There are two major components to developments affecting native title. One is mining, which involves huge amounts of money. The Senate majority insisted that negotiating rights be given for mining, although not for the mineral exploration.
This raised the prime minister's ire more than any other amendment. He fulminated against Aborigines being afforded negotiating rights. His reaction has helped obscure the fact that rights to negotiate against all other forms of "development" were knocked back by the Senate when put forward by the Greens and the Democrats.
For the Aboriginal and Torres Strait Islander people, a major concern is what happens to the land itself. The prospect of broad scale land-use changes on leaseholds across central and northern Australia causes great misgivings.
Yet the Greens and the Democrats were outvoted by the combined Coalition, Harradine and Labor majority on this issue. The majority disapproved of indigenous negotiating rights for pastoral lease developments, with Labor backing "consultation" but not negotiation.
To return to the woodchips on the imaginary pastoral lease: if the company wants to put a wharf into the traditional owners' "offshore waters" (as the seas are called in the bill), it has no need to negotiate.
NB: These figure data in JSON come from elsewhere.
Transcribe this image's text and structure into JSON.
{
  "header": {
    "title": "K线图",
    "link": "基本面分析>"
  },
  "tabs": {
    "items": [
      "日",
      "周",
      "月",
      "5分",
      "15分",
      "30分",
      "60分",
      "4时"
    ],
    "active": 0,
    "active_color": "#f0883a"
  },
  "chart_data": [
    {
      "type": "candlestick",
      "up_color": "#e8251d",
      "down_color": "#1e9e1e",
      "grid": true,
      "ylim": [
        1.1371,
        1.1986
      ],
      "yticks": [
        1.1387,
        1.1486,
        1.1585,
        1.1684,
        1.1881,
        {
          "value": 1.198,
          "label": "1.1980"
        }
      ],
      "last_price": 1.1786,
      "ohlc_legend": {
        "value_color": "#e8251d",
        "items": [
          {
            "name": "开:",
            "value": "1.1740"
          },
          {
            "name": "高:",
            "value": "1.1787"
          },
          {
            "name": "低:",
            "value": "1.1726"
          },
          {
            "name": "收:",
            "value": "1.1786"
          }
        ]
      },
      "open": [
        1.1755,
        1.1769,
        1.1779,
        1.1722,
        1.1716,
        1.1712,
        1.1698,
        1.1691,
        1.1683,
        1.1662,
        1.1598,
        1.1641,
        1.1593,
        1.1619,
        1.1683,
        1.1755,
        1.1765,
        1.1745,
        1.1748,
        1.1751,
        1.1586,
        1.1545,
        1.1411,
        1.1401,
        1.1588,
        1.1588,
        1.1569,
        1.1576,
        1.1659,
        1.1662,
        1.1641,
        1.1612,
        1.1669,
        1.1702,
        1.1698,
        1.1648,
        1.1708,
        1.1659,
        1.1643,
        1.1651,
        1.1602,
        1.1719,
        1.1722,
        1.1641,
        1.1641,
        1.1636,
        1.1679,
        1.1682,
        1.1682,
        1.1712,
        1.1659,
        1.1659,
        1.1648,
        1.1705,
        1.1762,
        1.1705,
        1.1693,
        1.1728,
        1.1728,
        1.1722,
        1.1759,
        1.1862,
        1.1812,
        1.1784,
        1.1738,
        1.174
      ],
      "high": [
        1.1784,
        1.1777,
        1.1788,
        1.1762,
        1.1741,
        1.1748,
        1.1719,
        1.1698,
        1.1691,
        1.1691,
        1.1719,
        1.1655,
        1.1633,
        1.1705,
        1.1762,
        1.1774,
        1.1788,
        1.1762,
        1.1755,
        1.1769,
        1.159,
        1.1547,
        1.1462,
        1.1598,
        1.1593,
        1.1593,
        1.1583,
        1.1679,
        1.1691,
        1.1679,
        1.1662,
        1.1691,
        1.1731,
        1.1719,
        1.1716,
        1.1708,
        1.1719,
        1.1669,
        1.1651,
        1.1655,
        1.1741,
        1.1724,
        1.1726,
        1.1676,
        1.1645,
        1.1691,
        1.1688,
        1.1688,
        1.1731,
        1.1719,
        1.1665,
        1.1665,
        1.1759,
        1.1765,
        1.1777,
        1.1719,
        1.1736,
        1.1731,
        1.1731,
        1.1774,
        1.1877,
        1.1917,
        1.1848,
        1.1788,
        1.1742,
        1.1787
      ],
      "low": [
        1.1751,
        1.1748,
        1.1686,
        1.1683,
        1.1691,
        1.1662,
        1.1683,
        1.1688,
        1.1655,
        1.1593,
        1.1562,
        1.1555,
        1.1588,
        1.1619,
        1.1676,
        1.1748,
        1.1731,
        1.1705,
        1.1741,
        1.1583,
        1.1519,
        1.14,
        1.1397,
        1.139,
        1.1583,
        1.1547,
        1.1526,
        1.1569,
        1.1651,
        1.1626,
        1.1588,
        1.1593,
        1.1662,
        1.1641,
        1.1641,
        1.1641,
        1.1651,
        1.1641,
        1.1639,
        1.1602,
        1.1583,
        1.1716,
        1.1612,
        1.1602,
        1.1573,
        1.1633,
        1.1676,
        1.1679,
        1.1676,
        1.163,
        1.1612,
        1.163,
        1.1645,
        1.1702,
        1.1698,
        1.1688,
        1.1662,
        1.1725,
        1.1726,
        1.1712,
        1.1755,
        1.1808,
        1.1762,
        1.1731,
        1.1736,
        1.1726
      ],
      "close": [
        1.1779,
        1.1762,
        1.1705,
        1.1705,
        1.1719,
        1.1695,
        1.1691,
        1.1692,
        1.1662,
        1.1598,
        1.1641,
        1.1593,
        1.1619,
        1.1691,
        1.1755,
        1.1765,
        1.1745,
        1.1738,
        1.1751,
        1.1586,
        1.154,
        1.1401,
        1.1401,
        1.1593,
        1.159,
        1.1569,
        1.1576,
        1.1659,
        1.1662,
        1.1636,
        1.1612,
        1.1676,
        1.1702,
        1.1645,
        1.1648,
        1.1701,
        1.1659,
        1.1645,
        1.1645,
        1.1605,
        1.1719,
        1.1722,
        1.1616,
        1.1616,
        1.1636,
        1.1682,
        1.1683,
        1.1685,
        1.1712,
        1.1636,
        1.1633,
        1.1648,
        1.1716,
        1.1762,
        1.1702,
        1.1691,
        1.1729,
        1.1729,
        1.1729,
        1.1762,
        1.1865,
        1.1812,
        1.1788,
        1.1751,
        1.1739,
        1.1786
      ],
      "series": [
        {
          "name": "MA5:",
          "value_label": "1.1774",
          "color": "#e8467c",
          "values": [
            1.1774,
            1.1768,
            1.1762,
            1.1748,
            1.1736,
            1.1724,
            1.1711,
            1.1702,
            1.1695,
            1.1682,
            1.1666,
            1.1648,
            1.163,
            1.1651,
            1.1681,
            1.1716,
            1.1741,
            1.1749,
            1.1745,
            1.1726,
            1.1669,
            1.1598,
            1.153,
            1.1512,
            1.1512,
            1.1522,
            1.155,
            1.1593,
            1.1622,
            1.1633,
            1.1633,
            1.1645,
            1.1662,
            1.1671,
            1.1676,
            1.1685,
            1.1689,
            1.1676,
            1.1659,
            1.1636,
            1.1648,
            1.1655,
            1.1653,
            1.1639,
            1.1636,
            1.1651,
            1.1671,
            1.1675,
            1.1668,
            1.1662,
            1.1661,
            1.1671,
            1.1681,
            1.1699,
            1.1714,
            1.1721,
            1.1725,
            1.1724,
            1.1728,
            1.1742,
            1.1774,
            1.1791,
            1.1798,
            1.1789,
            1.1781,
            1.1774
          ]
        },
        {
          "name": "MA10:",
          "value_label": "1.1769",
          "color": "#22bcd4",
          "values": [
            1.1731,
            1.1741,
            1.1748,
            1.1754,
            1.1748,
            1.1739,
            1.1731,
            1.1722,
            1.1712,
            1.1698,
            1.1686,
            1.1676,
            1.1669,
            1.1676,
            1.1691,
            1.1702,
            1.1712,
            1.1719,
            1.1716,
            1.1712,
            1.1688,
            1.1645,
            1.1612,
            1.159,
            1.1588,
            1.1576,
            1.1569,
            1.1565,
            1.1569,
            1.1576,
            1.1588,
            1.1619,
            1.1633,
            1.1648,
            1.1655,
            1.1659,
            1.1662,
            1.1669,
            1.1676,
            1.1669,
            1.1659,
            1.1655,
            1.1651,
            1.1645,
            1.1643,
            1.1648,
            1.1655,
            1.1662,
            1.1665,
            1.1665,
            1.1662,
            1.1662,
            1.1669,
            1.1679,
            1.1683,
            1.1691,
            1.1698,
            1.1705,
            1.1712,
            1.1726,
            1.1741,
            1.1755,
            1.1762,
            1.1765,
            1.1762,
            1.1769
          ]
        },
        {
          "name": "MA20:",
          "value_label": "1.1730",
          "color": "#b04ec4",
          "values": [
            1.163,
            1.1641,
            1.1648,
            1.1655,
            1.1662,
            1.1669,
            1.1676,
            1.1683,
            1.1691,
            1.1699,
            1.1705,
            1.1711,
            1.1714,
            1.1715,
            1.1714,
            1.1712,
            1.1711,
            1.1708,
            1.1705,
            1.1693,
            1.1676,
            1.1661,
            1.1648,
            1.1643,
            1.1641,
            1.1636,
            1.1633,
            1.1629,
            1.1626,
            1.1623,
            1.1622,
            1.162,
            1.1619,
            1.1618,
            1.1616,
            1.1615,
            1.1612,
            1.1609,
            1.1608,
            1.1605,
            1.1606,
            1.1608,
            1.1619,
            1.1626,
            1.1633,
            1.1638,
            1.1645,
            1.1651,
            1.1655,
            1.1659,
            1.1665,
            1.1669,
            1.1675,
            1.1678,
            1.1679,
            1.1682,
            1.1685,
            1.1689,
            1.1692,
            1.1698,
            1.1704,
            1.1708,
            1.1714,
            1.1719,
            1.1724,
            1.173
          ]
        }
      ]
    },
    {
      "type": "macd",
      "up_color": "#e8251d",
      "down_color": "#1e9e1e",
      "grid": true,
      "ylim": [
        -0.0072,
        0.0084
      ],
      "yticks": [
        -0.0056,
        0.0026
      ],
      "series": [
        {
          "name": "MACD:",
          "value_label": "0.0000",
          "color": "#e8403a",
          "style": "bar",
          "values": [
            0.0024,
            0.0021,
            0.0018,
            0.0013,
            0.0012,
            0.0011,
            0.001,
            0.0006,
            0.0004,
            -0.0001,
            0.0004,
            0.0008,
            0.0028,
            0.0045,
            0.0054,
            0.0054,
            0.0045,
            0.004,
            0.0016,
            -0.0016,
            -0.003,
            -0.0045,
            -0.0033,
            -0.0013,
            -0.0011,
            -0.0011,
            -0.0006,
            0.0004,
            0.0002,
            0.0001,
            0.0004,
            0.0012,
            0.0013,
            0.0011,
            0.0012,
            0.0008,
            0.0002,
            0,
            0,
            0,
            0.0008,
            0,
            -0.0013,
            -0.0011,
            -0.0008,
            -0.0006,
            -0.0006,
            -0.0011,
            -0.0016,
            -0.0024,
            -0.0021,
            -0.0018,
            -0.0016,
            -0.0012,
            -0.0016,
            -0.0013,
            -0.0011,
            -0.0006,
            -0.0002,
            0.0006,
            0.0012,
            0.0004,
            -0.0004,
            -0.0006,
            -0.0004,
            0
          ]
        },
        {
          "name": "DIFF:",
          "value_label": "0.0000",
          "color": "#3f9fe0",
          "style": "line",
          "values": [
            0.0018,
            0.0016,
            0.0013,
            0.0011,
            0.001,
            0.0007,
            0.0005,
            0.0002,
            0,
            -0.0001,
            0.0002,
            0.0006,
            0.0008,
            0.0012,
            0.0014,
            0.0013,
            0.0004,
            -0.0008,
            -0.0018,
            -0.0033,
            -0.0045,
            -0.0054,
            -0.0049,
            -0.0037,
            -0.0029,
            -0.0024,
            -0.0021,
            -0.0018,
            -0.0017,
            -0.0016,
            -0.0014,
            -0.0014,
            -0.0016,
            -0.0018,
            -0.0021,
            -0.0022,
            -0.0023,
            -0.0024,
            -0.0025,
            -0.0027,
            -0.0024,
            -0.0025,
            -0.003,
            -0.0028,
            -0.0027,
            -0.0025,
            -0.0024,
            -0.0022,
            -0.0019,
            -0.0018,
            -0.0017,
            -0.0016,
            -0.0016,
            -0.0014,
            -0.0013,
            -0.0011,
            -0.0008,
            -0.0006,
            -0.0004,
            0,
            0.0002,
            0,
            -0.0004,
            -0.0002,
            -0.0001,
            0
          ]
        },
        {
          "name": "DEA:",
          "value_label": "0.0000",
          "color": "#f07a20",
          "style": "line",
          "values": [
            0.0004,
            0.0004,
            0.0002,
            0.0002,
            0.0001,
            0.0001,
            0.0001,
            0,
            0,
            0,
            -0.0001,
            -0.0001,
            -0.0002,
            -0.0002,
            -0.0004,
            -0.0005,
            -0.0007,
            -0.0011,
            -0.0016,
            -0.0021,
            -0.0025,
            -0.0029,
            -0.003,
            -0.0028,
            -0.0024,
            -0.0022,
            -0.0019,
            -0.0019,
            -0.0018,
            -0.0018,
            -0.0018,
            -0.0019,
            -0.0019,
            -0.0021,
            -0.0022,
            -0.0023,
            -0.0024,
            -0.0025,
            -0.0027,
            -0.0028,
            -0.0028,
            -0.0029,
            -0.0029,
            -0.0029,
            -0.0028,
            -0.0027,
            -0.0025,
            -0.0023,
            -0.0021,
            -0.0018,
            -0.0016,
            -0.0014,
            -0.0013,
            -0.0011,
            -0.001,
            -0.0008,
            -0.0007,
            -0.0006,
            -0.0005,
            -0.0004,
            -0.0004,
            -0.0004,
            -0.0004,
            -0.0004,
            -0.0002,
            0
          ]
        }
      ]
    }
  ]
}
Indeed, if a fishing company wants a licence to exploit the traditional fishing grounds on these offshore waters, no negotiating is allowed. And there will be no negotiating for traditional owners when it comes to oil derricks, dredging, marinas and fish farms.
Next, the company seeks to get the state authority's approval for a dam on the nearby river, a traditional onshore fishing ground for the Aboriginal clan. And a canal is required to bring water to the lease for a large new cotton-growing development.
These projects will drastically alter the landscape, blocking traditional walking paths and eliminating hunting rights. However, the company will be able to go ahead because the Senate has ensured that indigenous people will be neither seen nor heard at the negotiating table.
The same applies when a contractor is brought in to remove soil to create a canal to run water from the dam to the crop lands. The same also applies for a vast array of potential developments which, in the biased language of the native title debate, involve the "upgrade" of pastoral leases.
The sweeping denial of negotiating rights for traditional owners was a major reason for the Australian Greens' vote against the bill on both the second and third readings. Presumably because the government, Labor and Harradine opposed traditional owners having these rights, they dropped from view in the press gallery's analysis of the Senate outcome.
Earlier this year I visited the coastal bush near the Gulf of Carpentaria with a sagacious and spirited woman of the Ganggalida people. Pointing to a native fruit tree, she said: "My mother told us, 'When your mother gives you food, you do not break her finger. So when the tree gives you food, do not break it either!'"
We talked of the deep spiritual bond between her people and their land, and their supreme right to have a say in what happens to it. When she gets to hear of how comprehensively the Senate has stolen from her people's say in that future, her heart may break as well.
[Bob Brown is the Australian Greens' senator from Tasmania.]